Credit: Bob Englehart, Middletown, CT

As COVID-19 continues its devastating and lingering spread around the world, we are already experiencing the harsh impact of an economic shutdown that is saving lives but killing jobs. Both blows have contributed to a climate of fear that is sadly stressing the limits of civility.

In a climate of fear, truth is often a casualty. Anxiety regarding the lack of information about virus transmission, effective treatment, and mortality risk has led to an alarming spread of misinformation, efforts to blame others, and even aggression.

We at the Anti-Defamation League are used to seeing this kind of behavior in extremists who latch onto untruths and conspiracy theories to counter their fears of living amidst a more diverse population. Xenophobia and scapegoating of marginalized communities is sadly a consistent historical response to widespread illness, and we are indeed seeing a rise beyond the usual quarters in the targeting and harassment of Asian and Jewish communities — particularly online.

There is another alarming trend, however, of extremism working its way into the mainstream. The combination of crisis-related anxieties and a politically polarized election cycle is resulting in disturbingly extreme rhetoric.
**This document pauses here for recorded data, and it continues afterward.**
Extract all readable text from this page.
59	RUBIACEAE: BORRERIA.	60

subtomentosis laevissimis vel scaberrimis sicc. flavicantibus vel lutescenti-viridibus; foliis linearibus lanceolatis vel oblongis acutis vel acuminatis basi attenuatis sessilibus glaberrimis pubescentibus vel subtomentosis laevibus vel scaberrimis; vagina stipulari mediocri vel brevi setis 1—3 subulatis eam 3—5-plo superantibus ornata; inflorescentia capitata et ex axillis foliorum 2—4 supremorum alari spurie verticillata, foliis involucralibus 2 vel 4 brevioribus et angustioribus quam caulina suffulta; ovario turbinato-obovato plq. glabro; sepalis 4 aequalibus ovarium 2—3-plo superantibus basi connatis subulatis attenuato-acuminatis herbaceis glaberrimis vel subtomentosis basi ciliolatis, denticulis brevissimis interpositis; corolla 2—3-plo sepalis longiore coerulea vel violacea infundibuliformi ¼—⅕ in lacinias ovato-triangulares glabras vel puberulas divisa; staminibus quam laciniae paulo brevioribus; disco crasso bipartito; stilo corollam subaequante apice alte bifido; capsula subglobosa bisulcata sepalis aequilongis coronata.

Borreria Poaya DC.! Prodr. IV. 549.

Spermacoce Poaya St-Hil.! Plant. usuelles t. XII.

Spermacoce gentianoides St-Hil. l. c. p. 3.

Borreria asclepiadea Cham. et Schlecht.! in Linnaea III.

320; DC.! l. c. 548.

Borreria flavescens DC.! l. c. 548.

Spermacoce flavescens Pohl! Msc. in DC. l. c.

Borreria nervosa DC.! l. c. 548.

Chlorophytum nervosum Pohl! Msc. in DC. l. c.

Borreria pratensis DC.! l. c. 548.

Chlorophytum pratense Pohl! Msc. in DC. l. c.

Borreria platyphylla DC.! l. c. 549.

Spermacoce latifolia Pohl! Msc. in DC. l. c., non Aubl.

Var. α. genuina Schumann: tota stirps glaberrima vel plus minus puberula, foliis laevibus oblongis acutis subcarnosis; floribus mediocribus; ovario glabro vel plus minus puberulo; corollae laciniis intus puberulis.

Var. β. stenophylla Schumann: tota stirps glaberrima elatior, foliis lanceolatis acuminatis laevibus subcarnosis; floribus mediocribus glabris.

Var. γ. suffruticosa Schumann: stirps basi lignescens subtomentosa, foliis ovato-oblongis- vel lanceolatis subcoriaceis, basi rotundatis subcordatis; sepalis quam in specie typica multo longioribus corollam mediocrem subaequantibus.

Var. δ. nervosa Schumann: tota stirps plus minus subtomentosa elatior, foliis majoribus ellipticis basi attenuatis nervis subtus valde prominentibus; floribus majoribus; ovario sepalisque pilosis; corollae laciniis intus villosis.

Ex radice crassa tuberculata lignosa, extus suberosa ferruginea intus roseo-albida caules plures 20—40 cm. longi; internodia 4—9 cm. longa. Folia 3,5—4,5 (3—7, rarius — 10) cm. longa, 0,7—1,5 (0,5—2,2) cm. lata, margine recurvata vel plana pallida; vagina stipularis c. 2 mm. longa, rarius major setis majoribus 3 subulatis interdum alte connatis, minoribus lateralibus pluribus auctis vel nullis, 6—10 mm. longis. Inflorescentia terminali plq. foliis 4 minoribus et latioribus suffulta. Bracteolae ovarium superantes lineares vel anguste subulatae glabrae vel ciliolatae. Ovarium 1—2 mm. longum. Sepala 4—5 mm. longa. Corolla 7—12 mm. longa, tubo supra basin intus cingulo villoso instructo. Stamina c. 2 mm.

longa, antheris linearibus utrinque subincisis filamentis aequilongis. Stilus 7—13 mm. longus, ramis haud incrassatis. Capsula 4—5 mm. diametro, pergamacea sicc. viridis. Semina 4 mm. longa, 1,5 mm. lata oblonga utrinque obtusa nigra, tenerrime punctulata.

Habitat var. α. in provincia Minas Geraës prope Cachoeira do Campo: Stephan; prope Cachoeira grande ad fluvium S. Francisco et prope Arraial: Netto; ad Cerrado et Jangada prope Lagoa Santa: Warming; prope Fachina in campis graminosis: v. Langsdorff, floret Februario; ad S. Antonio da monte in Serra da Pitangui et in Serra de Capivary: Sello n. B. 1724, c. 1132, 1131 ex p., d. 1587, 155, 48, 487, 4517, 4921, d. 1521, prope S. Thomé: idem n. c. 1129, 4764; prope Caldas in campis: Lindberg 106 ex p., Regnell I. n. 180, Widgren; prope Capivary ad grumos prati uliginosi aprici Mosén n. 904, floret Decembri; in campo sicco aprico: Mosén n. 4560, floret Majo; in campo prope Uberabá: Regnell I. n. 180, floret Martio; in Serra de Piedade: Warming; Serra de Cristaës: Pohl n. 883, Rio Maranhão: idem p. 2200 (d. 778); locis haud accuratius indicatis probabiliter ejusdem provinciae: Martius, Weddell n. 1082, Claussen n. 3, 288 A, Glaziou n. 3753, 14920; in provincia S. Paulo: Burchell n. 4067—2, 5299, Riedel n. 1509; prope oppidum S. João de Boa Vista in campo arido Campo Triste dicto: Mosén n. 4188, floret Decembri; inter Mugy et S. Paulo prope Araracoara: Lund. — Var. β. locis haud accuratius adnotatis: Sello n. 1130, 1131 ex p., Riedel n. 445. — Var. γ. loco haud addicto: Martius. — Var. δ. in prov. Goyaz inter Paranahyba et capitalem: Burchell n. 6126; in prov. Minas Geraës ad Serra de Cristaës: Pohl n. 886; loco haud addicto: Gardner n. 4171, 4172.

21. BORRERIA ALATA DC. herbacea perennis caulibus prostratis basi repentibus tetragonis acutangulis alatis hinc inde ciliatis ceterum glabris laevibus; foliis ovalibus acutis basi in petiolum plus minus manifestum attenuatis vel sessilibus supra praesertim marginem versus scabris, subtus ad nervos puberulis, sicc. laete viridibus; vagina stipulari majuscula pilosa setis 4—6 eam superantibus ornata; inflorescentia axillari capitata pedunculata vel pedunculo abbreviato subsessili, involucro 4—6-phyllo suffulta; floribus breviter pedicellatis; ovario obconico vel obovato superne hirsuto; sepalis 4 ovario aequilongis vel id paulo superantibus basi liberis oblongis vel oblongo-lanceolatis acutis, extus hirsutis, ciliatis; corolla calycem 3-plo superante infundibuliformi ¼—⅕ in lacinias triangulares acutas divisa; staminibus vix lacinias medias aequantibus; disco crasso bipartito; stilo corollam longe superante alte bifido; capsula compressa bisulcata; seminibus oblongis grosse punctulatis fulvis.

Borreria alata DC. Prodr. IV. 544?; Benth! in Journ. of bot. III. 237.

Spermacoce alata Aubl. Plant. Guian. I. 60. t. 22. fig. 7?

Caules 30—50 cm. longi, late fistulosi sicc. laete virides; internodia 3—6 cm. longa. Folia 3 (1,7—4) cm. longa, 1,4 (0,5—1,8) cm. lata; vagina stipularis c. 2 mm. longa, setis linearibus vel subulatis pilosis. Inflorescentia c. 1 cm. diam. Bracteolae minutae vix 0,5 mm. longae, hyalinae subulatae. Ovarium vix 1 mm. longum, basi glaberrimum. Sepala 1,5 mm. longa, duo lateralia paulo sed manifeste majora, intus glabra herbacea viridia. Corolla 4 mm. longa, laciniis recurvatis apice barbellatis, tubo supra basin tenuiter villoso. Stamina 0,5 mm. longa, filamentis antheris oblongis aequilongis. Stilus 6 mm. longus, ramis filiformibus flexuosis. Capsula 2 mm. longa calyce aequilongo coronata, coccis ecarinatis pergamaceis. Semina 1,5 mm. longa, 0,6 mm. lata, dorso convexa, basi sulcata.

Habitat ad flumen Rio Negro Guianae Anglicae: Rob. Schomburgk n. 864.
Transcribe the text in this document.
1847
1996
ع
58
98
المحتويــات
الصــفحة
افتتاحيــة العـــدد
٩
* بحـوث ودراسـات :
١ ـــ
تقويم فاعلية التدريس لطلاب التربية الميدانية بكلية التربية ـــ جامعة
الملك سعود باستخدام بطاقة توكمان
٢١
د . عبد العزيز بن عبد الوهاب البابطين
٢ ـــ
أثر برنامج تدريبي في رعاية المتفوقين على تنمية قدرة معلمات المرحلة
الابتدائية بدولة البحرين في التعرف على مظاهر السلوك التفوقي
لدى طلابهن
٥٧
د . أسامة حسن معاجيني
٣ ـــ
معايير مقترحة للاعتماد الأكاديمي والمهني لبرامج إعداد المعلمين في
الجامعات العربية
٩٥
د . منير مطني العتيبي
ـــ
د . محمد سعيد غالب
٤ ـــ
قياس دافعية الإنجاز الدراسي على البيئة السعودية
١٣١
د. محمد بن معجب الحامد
An example is the recent opinion piece by local newspaper owner and publisher Wendy McCaw calling elected officials “tyrants” and suggesting that government policies resulting in lines outside supermarkets are “not that far away” from “turn[ing] us into the Soviet Union or Nazi Germany.” California’s social distancing restrictions — designed to prevent our most vulnerable from the spread of a life-threatening pandemic — are, by any rational measure, very “far away” from the governmental deprivations of life and liberty in the former Soviet Union and the murderous atrocities of Nazi Germany. To suggest otherwise demeans the victims of those regimes, the victims of civil rights violations in our own country, and the sacrifices of those who fought for the rights we all enjoy today.

Similarly, elected officials exercising authority historically confirmed by courts to impose reasonable restrictions on our individual rights in order to protect the public health is far from tyranny.  It is important to question whether our elected officials are adequately informed, whether they are honorably motivated, and whether their regulations are reasonable, but to liken them to murderous regimes and unchecked dictators is unwarranted and disingenuous. The more such questioning is backed by facts, the greater value it will provide.

This publisher’s rhetoric is protected speech, but it is speech more likely to sow hate than to change minds — it is fear mongering (an accusation she makes of others in her own piece). Her language feeds into more traditionally extremist conspiracies that the government is working against us, that our public institutions cannot be trusted nor can elected officials with whom we might disagree. When speech like this goes unchecked, particularly from those with prominent platforms, it tends to become “normalized” and more widely accepted. We have all seen these beliefs turn into action in the form discrimination, hate, and injustice. The brunt of this destructive pattern tends to fall on marginalized communities, including African-Americans and Latinx, who are also bearing a disproportionate impact of the current heath and financial crisis.

Extreme rhetoric is detrimental from any direction. Dehumanizing references to leaders or others as “monsters” or “evil” has the same negative impact regardless of where it comes from on the political spectrum. If others are somehow less than human, the message is that we can treat them less humanely. The League’s motto for more than a century has been that if we tolerate anyone being treated inhumanely, we are all at risk.

What we need as a civil society during this global pandemic, is accurate information, fact-based understanding, precise language, resistance to fear, and the strengthening of our communities.

This is not the first virus to stress and test the line between individual liberty and government authority — an issue likely again to be resolved with due process in our courts of law. In the meantime, it is our hope that we all can agree that the best way for those with a politician’s podium, a printing press, or even just a point of view, to express their passion and patriotism is to do so while modeling civil discourse.

Dan Meisel is the regional director for the Anti-Defamation League Santa Barbara/Tri-Counties.